Perata spokesman Jason Kinney said Mason was “absolutely not” engaging in strongarm tactics. “There’s certainly nothing unusual about a legal team hiring an investigator,” he said. “Eric Mason is considered one of the best.”

Although he once worked for Palladino, Mason and his firm have indeed earned a reputation for being above-board. “They’re top-notch,” said Ed Swanson, a prominent San Francisco defense attorney who has employed Mason. “They’ve done a great job; they’re very professional.”

Kinney reiterated the Perata camp’s charge that the government’s case is weak, calling it “a mile wide and an inch deep.” But at least one former assistant US attorney pointed out that the length of the Perata grand jury investigation is no indicator of whether the Teflon Don, as he is sometimes known, will avoid criminal charges. In the federal court system, grand juries typically sit for either twelve or eighteen months. With such a high-profile target, the lawyer noted, the feds almost certainly will choose the longer option — the prosecution will need every minute to ready its witnesses and evidence. Perata’s team, after all, can demand a speedy trial once any indictment is handed up. “Once they indict in this case, they should be ready to go to trial in seventy days,” the ex-prosecutor said.

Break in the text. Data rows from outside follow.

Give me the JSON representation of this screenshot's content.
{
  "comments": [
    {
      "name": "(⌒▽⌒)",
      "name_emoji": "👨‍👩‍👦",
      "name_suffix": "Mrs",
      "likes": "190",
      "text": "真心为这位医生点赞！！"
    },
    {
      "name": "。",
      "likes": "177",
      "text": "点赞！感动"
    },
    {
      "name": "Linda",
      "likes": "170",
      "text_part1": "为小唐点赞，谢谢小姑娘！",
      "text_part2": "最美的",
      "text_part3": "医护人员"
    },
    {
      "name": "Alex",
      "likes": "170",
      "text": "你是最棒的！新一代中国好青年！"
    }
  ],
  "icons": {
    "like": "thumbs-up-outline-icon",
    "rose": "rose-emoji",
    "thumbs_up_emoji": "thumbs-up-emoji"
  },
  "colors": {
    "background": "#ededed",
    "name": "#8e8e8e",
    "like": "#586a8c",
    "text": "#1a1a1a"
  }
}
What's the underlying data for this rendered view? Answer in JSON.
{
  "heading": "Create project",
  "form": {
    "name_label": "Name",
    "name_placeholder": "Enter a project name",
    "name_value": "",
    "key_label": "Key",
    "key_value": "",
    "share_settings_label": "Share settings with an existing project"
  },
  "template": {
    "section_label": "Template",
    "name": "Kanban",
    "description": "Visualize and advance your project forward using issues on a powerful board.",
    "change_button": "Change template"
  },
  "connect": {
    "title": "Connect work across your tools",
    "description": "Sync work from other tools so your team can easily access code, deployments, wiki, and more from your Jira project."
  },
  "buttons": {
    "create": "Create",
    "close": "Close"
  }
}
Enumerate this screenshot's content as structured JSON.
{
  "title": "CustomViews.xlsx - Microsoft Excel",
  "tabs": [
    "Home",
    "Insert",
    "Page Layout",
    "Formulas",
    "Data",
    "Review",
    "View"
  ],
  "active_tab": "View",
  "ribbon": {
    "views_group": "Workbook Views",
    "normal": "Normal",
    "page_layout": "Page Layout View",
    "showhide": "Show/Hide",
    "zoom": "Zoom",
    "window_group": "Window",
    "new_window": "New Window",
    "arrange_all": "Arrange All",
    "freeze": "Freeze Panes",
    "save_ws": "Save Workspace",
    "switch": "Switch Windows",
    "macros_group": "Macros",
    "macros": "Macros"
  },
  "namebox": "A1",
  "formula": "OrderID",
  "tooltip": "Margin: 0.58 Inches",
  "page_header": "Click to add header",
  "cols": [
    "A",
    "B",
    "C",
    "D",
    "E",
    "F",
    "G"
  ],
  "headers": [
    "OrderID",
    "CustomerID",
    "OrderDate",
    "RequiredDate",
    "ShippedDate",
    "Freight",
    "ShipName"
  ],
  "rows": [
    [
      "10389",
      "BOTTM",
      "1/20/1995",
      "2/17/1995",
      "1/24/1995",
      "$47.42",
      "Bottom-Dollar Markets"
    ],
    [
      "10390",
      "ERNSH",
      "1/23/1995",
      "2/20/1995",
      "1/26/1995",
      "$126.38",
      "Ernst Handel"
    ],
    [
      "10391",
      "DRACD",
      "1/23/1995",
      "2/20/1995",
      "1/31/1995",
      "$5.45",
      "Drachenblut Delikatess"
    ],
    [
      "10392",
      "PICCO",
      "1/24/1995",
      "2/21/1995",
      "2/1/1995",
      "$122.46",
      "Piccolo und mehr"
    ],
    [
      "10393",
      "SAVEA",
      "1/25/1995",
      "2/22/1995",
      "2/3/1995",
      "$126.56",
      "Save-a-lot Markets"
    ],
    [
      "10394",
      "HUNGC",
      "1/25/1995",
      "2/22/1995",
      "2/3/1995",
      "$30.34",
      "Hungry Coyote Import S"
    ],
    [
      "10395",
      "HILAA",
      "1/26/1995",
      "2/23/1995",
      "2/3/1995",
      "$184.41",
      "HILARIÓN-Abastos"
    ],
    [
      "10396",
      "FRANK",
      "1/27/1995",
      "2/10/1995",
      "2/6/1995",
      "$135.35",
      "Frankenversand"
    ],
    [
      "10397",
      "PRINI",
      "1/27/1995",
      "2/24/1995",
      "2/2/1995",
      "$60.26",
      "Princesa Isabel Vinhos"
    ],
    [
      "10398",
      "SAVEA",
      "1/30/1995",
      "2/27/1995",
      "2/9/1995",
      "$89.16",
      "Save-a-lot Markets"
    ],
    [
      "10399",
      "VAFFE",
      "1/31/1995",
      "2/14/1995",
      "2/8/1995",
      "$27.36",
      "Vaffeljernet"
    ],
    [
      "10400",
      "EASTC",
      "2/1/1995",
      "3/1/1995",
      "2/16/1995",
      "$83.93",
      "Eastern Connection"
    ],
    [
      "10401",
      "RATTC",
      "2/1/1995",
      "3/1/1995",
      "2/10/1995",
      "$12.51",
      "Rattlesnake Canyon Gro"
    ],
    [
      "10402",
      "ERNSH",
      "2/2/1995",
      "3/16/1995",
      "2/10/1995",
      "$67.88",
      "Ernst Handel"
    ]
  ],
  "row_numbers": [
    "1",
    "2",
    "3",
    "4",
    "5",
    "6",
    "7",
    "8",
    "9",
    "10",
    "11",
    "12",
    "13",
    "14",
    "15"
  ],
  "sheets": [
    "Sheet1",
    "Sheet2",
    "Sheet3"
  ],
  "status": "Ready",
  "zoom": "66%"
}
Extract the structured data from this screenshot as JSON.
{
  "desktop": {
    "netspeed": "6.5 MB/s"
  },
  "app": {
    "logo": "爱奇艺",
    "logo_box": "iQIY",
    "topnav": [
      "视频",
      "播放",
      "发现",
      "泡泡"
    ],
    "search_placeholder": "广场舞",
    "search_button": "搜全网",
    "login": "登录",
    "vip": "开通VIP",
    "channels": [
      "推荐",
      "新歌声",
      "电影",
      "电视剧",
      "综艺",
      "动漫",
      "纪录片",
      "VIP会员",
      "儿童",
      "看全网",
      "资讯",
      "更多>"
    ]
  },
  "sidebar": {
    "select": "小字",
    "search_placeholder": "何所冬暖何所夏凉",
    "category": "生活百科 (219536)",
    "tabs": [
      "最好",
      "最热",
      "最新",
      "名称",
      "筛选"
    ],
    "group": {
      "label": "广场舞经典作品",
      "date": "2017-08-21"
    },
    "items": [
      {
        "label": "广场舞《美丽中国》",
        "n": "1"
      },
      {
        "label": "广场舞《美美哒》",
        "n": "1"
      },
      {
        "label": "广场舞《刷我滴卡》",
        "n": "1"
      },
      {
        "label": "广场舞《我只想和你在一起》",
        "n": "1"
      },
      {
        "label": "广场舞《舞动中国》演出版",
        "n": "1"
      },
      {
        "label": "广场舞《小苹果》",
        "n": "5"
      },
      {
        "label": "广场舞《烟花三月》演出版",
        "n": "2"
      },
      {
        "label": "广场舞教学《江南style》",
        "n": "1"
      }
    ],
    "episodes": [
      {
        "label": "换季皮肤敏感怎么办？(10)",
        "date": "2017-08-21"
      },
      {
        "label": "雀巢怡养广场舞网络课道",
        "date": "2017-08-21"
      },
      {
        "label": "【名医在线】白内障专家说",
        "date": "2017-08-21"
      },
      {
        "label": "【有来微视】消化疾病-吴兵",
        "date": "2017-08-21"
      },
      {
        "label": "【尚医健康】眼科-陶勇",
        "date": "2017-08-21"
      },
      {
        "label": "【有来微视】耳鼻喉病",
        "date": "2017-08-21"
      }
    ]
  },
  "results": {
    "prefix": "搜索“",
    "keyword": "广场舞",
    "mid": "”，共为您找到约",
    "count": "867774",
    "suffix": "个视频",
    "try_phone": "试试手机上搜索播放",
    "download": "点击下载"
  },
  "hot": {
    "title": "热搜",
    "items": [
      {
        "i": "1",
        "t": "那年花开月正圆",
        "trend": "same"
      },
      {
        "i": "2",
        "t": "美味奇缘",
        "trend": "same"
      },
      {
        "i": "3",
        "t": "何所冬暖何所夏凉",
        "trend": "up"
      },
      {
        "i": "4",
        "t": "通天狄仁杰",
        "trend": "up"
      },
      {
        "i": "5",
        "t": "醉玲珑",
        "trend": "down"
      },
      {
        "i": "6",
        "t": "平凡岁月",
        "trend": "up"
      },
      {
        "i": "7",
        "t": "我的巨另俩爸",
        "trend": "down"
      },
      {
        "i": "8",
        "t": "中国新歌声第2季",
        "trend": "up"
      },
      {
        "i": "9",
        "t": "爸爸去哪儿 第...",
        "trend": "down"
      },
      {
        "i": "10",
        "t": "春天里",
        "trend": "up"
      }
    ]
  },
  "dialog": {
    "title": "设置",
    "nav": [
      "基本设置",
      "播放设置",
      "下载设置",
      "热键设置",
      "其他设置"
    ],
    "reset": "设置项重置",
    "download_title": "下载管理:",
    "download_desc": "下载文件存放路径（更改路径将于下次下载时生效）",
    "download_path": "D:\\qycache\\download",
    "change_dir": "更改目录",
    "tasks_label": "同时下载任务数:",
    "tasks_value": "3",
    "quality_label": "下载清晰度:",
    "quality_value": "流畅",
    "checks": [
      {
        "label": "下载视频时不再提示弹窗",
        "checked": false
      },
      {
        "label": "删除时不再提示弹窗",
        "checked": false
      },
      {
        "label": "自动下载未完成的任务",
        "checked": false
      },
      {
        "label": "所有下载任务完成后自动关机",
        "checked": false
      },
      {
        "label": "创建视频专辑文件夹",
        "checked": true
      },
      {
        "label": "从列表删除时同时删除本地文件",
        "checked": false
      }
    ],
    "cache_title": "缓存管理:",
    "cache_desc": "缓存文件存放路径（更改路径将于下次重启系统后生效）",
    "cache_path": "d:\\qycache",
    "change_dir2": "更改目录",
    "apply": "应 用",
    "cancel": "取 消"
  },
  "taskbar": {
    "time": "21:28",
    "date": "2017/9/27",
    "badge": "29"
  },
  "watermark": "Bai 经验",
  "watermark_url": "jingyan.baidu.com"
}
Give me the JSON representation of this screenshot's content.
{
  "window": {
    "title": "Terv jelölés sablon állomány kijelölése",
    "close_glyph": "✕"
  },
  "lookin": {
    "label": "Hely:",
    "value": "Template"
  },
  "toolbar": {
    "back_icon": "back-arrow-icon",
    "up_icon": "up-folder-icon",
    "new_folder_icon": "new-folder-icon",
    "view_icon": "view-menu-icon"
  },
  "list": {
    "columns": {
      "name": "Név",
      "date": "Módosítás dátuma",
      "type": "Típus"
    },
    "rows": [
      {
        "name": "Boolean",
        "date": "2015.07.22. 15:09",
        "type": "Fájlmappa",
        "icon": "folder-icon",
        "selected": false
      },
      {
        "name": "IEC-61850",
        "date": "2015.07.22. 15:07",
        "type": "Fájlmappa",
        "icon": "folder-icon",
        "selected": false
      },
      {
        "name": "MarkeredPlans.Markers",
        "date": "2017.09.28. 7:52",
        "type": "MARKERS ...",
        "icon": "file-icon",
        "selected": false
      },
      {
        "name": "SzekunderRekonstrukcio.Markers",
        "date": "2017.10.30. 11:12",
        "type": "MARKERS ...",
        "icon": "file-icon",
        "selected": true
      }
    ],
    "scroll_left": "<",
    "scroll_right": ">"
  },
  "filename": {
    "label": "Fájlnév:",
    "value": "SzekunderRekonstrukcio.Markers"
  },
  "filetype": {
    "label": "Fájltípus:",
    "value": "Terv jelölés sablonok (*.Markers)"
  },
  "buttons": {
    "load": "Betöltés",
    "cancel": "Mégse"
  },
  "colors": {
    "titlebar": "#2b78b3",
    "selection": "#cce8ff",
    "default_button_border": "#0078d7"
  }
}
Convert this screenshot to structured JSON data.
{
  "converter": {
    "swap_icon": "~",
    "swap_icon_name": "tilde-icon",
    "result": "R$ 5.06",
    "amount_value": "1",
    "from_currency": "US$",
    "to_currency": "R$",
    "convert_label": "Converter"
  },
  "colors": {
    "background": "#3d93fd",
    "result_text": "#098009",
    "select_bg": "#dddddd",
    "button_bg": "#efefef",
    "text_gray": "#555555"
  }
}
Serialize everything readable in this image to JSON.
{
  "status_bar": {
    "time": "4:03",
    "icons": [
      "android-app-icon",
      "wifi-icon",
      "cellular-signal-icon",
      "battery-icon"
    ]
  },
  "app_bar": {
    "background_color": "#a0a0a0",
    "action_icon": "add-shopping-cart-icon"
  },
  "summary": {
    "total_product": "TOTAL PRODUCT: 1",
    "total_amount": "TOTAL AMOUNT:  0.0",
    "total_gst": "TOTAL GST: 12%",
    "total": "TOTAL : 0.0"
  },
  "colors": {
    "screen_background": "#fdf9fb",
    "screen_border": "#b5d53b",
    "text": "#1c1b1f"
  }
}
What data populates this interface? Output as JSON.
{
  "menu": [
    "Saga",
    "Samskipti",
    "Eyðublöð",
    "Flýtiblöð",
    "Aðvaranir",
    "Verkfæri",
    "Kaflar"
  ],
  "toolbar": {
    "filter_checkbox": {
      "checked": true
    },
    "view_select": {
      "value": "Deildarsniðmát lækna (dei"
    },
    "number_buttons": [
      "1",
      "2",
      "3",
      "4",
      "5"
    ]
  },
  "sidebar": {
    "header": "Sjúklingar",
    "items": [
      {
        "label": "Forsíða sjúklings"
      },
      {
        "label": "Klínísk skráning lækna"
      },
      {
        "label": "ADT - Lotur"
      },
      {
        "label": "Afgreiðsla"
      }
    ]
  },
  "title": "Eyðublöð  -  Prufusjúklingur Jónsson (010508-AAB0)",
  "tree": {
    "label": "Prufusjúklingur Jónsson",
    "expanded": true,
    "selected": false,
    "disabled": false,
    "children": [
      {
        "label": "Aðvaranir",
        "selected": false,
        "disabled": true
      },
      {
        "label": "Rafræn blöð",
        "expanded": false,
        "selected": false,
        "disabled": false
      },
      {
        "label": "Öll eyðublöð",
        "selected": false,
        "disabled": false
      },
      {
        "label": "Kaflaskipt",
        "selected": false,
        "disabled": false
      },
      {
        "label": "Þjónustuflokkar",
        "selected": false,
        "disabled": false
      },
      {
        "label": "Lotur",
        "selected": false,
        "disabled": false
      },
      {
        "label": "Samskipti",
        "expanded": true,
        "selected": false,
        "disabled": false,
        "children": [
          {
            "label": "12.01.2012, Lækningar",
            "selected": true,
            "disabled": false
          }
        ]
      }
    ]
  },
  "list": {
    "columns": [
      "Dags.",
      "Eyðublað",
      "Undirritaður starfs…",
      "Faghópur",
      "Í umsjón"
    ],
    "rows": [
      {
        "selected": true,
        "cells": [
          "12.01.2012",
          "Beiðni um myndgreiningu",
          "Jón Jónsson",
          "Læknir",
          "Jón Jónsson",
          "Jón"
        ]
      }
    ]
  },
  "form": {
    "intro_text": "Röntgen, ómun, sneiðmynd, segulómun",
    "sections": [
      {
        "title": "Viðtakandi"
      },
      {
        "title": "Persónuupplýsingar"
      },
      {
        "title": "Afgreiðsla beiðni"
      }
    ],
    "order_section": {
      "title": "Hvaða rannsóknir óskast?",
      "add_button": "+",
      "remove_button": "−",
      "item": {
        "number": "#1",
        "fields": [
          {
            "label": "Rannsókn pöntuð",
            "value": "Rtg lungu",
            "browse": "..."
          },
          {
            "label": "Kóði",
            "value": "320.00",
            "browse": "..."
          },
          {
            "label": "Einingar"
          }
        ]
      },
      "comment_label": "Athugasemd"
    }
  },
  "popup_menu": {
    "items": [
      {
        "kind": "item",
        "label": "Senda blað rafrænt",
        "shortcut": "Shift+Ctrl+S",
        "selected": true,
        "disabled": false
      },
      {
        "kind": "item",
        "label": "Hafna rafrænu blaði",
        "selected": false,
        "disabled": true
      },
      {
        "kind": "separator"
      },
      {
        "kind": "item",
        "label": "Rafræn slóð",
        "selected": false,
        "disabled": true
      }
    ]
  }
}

This veteran prosecutor, who is now a defense attorney, also doubts federal authorities are on a political witch hunt, as Perata has alleged. To target someone as prominent as Perata, impanel a grand jury, search his home and his son’s, and then not file felony charges would be an embarrassment for both the US Attorney’s Office and the FBI, the ex-prosecutor said. What’s more, Perata’s stature makes it unlikely that the federal government would settle for anything less than a felony conviction — no matter what Mason turns up. If true, that would signal the end of Perata’s long political career. “This is going to be a hard case to settle,” the former prosecutor said. “Perata just can’t take a felony.”